Former Senate Republican Leader Mitch McConnell (R-Ky.) on Monday suggested that President Trump’s refusal to blame Russia as the sole aggressor who provoked the war in Ukraine “reflects a gross misunderstanding of the nature of negotiations and leverage.”

McConnell declared in a statement marking the three-year anniversary of the war that the “human catastrophe rests solely on Vladimir Putin” and that if Ukrainian forces laid down their arms, “Putin’s aims would not stop with Kyiv.”

“Mistaking this fact is as embarrassing as it is costly,” McConnell said.

He also criticized what he called the Biden administration’s “shameful hesitation and half-measures” in responding to Russian aggression but, without naming Trump specifically, he warned that refusing to recognize the United States’ interest in defeating Russian aggression would be “even more disgraceful.”

“Refusing to acknowledge Russia as the undeniable and unprovoked aggressor is more than an unseemly moral equivalency — it reflects a gross misunderstanding of the nature of negotiations and leverage,” he said.

McConnell, the chairman of the Senate Defense Appropriations Subcommittee, issued his statement a few days after Trump suggested that Ukraine started the war with Russia and called Ukrainian President Volodymyr Zelensky “a dictator without elections.”

Russia’s army invaded Ukraine on Feb. 24, 2022, after Putin said he needed to protect the Russian-speaking population in eastern Ukraine and contain NATO expansion.

Trump refused to call Putin a “dictator” when asked by a reporter whether he would use the same words for the Russian president.

“I don’t use those words lightly,” Trump responded during a joint press appearance with French President Emmanuel Macron on Monday at the White House.
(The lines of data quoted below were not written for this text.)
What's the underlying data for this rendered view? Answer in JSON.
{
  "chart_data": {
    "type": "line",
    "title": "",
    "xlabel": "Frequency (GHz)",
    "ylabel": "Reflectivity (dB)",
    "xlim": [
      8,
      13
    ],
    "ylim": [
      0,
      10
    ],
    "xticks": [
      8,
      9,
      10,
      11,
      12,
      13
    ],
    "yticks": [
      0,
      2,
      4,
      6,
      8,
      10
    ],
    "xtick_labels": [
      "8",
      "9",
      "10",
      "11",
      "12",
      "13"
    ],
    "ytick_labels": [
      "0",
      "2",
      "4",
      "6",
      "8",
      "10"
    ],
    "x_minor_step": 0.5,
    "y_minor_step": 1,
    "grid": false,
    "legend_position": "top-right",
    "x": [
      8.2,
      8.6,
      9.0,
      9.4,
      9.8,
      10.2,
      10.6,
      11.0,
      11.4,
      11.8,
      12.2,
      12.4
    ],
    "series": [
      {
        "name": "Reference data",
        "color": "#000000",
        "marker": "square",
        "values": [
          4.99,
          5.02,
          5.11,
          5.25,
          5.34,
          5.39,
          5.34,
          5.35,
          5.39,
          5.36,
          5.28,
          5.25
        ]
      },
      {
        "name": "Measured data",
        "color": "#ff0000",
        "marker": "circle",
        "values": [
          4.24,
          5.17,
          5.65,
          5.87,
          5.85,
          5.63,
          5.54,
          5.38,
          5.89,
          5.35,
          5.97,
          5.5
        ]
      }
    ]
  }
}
Trump and Macron discussed their efforts to bring an end to the three-year war.

Those comments came on the same day the United States voted against a U.N. resolution condemning Russia as the aggressor in the war, joining Russia, Belarus, North Korea, Israel and Hungary in voting no.

McConnell, who has devoted his final two years in the Senate to pushing back against the isolationists in his party, said that hoping that “appeasement will check the ambitions” of Putin is “as naïve today as it was in 1939,” referring to western Europe’s initial hesitancy in standing up to Nazi Germany. 

“America is right to seek an end to this war, but an end that fails to constrain Russian ambition, ensure Ukrainian sovereignty, or strengthen American credibility with both allies and adversaries is no end at all,” he warned. 

“Instead, such a hollow peace would invite further aggression,” he said. 

McConnell said the “axis of aggressors from Beijing to Moscow,” which includes Iran and North Korea, is seeking an outcome in Ukraine that “undermines the credibility of American deterrence and leaves U.S. interests more vulnerable.” 

“Without a clear and resolute commitment to the leadership and order that underpins our prosperity and security, America’s adversaries will receive exactly what they hope for,” he declared.